Heading the list was Superintendent of Schools Elliott Landon with $287,800 and former Assistant Superintendent Nancy Harris, who served as the district's business manager, who was paid $205,300.

The board this week also continued its line-by-line review of the $110.9 million budget Landon is proposing for the 2014-15 fiscal year.

That proposed budget has a 6.5 percent boost in spending over the current $104 million budget, and more than 2 percent of the hike is allocated to cover an anticipated $1.9 million shortfall in this year's budget.

Budget deficit factors identified

An ad hoc committee of the school board looking into the cause of the shortfall revealed some key finding at an earlier meeting Monday in Town Hall.

An intentional draw down of the budget's health insurance reserves and a sharp increase in underlying medical claims during 2012-13 -- as well as an additional increase projected in claims for 2013-14 -- are the "key drivers of the shortfall," according to information supplied by Board of Education member Brett Aronow, the chairwoman of the board's Health Insurance Fund Review Committee.

The reduction in reserves -- $1.6 million in 2013 and $1.4 million in 2013 -- was done because the school board "wanted to limit the tax" impact on those fiscal years, Aronow said.

Board of Education member Paul Block said that the school board, Board of Finance and members of the Representative Town Meeting knew they would be "working on a very thin margin of error" in drawing down the reserves, which left virtually no funds to fall back on if unanticipated costs arose -- as is now the case.

"Everyone looked at the same numbers and decided to reduce it," said Block, who wasn't a school board member at the time those budget decisions were made.
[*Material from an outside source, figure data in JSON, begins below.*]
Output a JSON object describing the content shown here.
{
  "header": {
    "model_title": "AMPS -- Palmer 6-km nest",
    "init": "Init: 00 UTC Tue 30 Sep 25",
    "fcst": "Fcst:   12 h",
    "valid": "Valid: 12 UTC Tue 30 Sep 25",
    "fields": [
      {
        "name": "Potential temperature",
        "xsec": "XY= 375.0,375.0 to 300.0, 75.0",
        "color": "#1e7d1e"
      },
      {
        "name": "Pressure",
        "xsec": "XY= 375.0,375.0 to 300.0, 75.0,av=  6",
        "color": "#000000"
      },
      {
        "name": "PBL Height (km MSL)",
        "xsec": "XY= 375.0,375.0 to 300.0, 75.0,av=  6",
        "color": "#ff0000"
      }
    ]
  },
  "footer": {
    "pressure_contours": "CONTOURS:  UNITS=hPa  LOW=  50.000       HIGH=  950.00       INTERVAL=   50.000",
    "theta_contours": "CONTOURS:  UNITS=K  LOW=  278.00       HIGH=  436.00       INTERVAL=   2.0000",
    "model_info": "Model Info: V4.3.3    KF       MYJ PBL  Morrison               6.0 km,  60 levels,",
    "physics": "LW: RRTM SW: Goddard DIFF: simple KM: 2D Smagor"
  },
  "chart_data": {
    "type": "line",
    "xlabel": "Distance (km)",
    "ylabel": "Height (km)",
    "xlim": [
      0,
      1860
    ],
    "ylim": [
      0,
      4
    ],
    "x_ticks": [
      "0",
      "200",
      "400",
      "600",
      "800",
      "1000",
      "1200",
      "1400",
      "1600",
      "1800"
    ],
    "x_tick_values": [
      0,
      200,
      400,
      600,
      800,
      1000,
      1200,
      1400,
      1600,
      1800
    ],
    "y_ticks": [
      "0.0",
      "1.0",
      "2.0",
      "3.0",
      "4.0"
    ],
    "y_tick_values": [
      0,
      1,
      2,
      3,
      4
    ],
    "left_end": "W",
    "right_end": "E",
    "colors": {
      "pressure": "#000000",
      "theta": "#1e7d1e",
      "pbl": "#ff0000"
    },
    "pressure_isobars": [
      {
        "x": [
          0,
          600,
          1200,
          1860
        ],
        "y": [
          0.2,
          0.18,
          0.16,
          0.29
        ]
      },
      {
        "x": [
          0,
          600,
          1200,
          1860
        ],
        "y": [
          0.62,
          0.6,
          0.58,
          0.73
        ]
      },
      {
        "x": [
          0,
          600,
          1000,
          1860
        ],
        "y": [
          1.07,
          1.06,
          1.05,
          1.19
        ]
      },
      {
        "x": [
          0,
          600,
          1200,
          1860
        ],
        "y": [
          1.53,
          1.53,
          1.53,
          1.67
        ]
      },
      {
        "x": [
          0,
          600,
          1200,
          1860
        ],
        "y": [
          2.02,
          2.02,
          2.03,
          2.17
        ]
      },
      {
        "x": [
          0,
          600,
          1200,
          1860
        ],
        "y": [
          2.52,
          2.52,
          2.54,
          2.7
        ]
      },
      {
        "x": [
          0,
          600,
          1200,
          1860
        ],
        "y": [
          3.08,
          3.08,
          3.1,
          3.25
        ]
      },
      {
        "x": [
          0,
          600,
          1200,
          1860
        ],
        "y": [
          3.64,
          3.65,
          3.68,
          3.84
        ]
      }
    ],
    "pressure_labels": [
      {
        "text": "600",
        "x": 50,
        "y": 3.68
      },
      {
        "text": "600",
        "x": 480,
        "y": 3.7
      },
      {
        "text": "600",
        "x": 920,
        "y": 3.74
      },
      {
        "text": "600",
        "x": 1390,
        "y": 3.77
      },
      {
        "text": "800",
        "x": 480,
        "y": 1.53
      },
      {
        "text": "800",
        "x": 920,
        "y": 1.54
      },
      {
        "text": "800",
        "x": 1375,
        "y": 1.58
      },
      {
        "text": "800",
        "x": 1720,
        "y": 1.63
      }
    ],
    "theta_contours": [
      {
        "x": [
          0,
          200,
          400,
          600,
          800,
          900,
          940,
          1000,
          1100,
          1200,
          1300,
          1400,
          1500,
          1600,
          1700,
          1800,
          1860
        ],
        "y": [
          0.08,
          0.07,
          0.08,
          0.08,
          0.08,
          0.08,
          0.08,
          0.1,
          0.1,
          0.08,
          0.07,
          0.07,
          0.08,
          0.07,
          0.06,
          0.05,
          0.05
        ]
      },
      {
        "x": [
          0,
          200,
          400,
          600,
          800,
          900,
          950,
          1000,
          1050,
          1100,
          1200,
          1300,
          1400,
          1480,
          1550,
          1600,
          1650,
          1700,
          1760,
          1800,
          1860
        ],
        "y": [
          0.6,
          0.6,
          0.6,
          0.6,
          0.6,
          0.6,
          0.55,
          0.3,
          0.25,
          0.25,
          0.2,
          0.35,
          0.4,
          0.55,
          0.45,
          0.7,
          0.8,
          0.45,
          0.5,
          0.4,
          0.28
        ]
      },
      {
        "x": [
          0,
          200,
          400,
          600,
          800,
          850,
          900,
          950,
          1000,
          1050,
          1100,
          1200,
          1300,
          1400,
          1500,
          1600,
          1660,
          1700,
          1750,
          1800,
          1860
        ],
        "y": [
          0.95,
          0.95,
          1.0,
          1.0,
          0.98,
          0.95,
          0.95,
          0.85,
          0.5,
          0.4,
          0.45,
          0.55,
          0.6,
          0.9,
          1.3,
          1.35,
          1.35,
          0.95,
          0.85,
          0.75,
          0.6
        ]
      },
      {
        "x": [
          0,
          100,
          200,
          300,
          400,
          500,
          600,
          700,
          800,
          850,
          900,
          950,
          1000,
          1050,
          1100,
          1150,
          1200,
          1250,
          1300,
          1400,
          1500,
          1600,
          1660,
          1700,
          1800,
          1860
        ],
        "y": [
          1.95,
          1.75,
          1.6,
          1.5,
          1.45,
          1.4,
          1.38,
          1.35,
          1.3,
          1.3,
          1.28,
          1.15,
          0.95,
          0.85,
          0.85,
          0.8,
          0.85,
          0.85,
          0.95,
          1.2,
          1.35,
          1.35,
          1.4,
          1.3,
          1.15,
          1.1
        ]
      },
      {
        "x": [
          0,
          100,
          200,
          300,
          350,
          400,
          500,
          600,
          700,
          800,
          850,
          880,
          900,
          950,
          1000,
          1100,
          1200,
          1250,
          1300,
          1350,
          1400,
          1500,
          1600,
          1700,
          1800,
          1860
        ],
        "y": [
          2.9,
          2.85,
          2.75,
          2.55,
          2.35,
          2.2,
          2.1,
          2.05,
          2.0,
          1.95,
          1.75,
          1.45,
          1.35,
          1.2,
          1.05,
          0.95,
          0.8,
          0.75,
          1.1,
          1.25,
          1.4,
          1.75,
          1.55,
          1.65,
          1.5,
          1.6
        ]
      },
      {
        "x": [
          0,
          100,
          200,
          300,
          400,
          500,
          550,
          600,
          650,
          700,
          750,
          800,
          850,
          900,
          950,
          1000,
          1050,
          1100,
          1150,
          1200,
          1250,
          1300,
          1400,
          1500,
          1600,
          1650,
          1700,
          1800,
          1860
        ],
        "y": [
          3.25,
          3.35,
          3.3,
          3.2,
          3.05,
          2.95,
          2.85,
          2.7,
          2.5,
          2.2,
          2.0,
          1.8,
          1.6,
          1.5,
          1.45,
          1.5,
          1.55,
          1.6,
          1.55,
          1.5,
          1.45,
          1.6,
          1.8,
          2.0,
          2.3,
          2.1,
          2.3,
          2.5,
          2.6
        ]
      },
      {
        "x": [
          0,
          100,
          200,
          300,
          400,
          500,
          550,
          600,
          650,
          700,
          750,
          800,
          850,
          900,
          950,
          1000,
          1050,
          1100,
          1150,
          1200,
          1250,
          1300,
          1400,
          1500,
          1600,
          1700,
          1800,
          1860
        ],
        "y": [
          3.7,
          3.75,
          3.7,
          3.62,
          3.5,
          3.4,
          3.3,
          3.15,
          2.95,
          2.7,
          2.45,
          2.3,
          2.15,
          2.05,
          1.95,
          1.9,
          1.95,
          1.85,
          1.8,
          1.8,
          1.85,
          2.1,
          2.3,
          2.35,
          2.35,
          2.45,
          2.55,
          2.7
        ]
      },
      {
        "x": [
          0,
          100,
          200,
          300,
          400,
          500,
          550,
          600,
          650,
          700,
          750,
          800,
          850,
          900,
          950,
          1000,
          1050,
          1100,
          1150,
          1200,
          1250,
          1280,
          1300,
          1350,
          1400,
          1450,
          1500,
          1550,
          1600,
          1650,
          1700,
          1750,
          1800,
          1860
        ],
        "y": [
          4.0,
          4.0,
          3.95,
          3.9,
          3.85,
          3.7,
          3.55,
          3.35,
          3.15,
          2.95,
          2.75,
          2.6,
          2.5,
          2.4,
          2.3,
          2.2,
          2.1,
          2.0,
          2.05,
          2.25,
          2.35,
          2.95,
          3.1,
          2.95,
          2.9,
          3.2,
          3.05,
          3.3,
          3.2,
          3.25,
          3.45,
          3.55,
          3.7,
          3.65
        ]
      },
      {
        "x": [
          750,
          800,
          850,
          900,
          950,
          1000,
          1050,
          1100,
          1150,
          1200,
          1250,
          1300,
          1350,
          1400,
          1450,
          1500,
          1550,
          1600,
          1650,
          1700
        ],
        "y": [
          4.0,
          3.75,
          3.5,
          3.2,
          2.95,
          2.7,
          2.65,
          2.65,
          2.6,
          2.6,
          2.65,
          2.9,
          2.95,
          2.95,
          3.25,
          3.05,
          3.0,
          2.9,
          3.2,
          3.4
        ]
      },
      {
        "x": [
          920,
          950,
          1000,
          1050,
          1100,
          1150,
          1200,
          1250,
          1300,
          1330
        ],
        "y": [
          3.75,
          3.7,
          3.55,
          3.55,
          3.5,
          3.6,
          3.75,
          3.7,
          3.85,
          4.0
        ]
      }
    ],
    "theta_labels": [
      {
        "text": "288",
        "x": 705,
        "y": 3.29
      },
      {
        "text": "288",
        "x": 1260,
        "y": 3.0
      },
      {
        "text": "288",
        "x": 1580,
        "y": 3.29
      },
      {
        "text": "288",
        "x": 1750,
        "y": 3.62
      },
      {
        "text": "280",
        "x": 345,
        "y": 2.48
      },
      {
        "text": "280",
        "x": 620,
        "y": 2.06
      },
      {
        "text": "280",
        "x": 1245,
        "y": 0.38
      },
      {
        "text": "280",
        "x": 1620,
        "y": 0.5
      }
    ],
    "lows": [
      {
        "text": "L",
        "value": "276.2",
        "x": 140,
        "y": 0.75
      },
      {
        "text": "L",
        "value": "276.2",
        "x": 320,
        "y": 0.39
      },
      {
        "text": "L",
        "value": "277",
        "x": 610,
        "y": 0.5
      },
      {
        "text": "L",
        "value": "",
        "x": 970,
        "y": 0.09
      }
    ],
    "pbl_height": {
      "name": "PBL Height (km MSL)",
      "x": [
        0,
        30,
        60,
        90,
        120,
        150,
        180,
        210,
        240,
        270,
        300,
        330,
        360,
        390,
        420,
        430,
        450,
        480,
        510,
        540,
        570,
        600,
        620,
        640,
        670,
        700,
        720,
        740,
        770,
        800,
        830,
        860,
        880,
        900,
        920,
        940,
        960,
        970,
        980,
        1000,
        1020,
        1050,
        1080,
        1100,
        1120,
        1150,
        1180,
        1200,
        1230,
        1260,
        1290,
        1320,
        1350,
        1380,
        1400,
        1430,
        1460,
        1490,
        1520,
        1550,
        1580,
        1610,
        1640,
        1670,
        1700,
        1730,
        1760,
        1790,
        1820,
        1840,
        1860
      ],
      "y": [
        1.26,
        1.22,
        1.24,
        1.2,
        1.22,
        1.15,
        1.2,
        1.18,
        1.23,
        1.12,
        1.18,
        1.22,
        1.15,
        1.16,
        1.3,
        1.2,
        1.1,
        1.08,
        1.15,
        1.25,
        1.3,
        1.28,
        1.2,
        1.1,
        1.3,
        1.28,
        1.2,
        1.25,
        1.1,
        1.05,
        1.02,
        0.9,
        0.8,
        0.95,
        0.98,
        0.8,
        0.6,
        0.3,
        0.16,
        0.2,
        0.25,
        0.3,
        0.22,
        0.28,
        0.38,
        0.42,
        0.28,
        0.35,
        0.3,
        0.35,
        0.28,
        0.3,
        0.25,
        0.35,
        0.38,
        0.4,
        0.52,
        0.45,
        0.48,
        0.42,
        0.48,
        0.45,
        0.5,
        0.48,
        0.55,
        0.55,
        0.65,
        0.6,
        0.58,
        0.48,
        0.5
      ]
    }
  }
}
Read Full Article 

"We all felt it was an acceptable risk," said Aronow. She added that officials knew cutting the reserve funds was a calculated risk, but didn't know it would put them "in a bad situation."

"We know what happened and why and how to fix it," she added.

Aronow said the shortfall includes $1.3 million in "spillover claims," those that were incurred but not yet reported.

Block said that there were "warning signs in January of last year" that there might be a problem when the BOE's insurance consultant, Segal Consulting, "said employee contributions were dropping." Besides that, he said, "there was an increase in claims -- an anomaly."

There were 16 claims in 2013 that exceeded $100,000 and six were in excess of $225,000. The year before, there were six claims exceeding $100,000 and only one over $225,000, the stop/loss amount, which resulted in the $1.3 million liability for larger claims, said Elio Longo, the school district's business manager.

In fact, 2013 was the first year, in seven years, that the actual health insurance costs exceeded the projected amount.

The committee has recommended a new reporting format for health insurance benefits, implementing internal checks and balances and more frequent reporting, in particular to track actuals to the budget on a monthly basis and establish quarterly school board reviews. It also recommends considering an annual audit of the school district's health reserve fund.

The ad hoc committee was formed to investigate the cause of the shortfall and to come up with recommendations to prevent the problem from occurring again.

An independent audit of the health insurance account is also being done by McGladrey and Pullen, the town's accounting firm.